What changed
RBI observed a surge in fictitious cheap fund offers via letters, emails, and SMS, including fake RBI communications. It noted fraudsters collect processing fees through multiple bank accounts in India, then immediately withdraw funds. The circular reinforces existing prohibitions and directs AD Category-I banks to be extra cautious with such accounts.
What it means for you
Banks must tighten KYC/AML checks on accounts that may be used to collect fees for these scams. Any resident collecting or remitting payments for such schemes faces FEMA contravention proceedings.
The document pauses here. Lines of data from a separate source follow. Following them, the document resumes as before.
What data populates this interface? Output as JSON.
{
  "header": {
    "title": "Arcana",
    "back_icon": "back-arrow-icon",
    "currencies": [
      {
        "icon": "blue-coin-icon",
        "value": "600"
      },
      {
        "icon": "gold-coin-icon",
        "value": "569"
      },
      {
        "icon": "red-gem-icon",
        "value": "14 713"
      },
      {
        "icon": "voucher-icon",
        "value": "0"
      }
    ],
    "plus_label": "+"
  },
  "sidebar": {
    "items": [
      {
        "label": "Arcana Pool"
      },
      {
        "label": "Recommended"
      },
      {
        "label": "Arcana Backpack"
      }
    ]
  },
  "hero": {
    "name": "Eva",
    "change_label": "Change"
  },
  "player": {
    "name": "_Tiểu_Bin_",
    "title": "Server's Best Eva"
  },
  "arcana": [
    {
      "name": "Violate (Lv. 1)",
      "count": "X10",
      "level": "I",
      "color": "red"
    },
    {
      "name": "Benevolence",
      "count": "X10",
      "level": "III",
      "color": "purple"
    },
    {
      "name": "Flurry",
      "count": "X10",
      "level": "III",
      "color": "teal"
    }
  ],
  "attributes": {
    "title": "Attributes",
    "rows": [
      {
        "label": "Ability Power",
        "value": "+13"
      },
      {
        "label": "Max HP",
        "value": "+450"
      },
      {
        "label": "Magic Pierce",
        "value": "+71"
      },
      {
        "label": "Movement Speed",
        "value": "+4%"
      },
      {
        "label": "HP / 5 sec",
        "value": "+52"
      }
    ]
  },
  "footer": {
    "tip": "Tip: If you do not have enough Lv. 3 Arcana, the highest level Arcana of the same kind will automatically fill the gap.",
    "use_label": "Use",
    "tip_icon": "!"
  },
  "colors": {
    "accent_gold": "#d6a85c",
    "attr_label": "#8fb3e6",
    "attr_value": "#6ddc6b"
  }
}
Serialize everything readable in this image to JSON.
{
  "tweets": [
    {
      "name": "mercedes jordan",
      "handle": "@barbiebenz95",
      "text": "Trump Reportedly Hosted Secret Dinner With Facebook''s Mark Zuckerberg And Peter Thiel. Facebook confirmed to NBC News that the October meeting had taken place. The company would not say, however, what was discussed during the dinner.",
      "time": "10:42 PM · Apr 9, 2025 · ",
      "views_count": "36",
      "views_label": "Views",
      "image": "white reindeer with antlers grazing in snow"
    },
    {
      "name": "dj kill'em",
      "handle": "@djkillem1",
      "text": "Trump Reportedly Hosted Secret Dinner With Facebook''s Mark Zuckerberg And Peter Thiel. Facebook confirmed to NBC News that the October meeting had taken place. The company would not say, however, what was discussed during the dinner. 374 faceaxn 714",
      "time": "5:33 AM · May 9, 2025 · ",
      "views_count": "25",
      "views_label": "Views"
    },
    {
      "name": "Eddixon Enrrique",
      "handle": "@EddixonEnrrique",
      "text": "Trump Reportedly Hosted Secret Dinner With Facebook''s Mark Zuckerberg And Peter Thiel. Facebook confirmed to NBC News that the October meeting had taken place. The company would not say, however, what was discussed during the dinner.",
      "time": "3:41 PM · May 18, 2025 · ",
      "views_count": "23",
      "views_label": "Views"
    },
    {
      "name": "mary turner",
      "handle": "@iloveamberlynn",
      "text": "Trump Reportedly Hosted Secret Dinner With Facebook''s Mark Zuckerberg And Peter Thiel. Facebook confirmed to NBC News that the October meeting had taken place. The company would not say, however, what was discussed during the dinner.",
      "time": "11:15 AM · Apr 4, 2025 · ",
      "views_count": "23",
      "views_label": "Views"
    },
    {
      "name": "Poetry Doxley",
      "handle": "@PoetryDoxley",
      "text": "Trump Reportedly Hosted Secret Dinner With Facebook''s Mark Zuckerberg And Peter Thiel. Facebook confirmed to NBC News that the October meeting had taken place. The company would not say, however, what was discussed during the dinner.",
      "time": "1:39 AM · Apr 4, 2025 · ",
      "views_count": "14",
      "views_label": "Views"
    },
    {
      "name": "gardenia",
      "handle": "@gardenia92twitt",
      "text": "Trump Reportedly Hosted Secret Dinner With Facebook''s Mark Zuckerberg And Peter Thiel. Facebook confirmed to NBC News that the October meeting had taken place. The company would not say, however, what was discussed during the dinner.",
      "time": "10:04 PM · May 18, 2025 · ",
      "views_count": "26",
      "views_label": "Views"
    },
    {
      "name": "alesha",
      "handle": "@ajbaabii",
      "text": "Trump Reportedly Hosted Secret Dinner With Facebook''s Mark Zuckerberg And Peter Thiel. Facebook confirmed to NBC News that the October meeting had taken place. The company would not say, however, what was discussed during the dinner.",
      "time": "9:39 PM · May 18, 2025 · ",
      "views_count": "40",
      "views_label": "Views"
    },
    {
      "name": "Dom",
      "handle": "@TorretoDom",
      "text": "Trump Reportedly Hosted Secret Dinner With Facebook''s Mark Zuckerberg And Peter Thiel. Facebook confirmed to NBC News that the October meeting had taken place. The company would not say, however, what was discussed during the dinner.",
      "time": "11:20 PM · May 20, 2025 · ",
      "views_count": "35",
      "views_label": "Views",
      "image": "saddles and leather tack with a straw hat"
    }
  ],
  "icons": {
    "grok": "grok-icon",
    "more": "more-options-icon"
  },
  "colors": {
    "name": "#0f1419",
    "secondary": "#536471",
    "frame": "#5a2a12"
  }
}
This increases compliance risk for lenders if they fail to detect and report suspicious transactions.
What you must do
- Review and strengthen KYC/AML procedures for accounts with unusual transaction patterns, especially multiple small credits followed by immediate withdrawals.
- Train branch staff to identify red flags like accounts opened in individual/proprietary names for collecting processing fees.
- Alert customers and constituents about fictitious offers and the prohibition on remittances for lotteries or money circulation schemes.
- Report any suspicious accounts or transactions to the appropriate authorities under FEMA and AML guidelines.
Who it affects
Authorised Dealer Category-I banks, Bank branches handling remittances and account openings, Compliance and AML teams, Customers and residents receiving such offers
What types of remittances are prohibited under this circular?
Remittances for participation in lotteries, money circulation schemes, or any fictitious offers of cheap funds, including fees like processing, transaction, or tax clearance charges, are prohibited under FEMA.
What should banks do if they suspect an account is being used for such scams?
Banks should exercise extra vigilance, apply enhanced KYC/AML checks, and report suspicious transactions to authorities. They must also avoid processing remittances linked to these schemes.
Are customers liable if they participate in these schemes?
Yes, any resident collecting or remitting payments for such schemes directly or indirectly outside India is liable for FEMA contravention and violation of KYC/AML norms.